Here the change introduced nullability. In another universe the function would already be nullable but the conditions in which a value becomes None changes. A spec can be changed, for the better, and still be bug generating if people just upgrade. That is not captured by most type systems, and there aren’t that many great production web apps running on Idris.

But ultimately the reality is that people have a lot of flexibility with Python projects in general. It’s great, and libraries that are aware of this, well… they write it in release notes. They also have open repositories to enable actual code diffs. It’s non-zero amounts of work but it’s there.

There is a theoretical universe in which a static language with well-designed libs provide good aesthetics to make developing certain software easy. Meanwhile even as a big functional programming lover I still reach for Python because I can get work done because the libraries are in fact well designed, and the code is easy to work with, and I can fix issues quickly. As a user it’s great, as a library maintainer I gotta apply some more care. Could be better but it's alright

Largely, but not quite all. E.g. there's only so much information about runtime behavior you can capture in types, and then almost no one captures even half of it in practice. Doing this right requires a lot of experience, plus good knowledge of the problem domain, and it tends to both bloat and ossify the code.

It's easier if you're doing version 2 of a well-tested, scope-limited library, and thus can afford to do some holistic design. But the trend in our industry is to develop iteratively, small releases done often, everything kept at 0.x.y perpetual beta, and on the off chance your project grows old enough to warrant 1.x.y version, it has so much evolutionary baggage that you'd have to rewrite it from scratch to get proper typing in (which, of course, is against the zeitgeist).

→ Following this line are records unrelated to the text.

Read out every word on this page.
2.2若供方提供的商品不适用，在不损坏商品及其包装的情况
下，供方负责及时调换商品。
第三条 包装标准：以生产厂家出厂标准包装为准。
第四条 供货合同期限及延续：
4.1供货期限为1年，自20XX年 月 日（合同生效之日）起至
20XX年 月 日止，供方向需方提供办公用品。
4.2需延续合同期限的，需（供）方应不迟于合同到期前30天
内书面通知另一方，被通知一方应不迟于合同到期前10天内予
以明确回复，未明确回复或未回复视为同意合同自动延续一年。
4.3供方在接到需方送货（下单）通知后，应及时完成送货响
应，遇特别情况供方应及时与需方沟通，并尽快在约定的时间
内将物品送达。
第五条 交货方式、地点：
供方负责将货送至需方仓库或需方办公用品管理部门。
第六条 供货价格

How so? The API still breaks if it's strongly typed, the breakage is just easier to spot by downstream consumers.

And note that saying "release as a new major version" is not making the problem disappear, it is simply choosing not to solve the problem, but with a warning on top.

That has not been my experience. Nor Hyrum Wright's (of Hyrum's Law fame [1]), nor Randal Munroe's [2].

Note how things like performance characteristics leak through strong-typing, well designed APIs, and semantic versioning, in spite of non-guarantees around such characteristics.

1. https://medium.com/se-101-software-engineering/what-is-the-h.... 2. https://xkcd.com/1172/

One of the stories shared with me while working on OpenJ9 was of a customer that used stack overflows as a scheduling mechanism, and at some point they were compelled to update their JVM to a version that incorporated tail-call optimization, which caused their Rube Goldberg scheduler to stop working (by spinning indefinitely).

I would however argue that the existence of a user relying on behaviour that has explicitly been reserved as subject to change must not preclude development from rendering improvements to products. At some point the consumer needs to be on the hook for relying on a positive externality that they do not have a right to.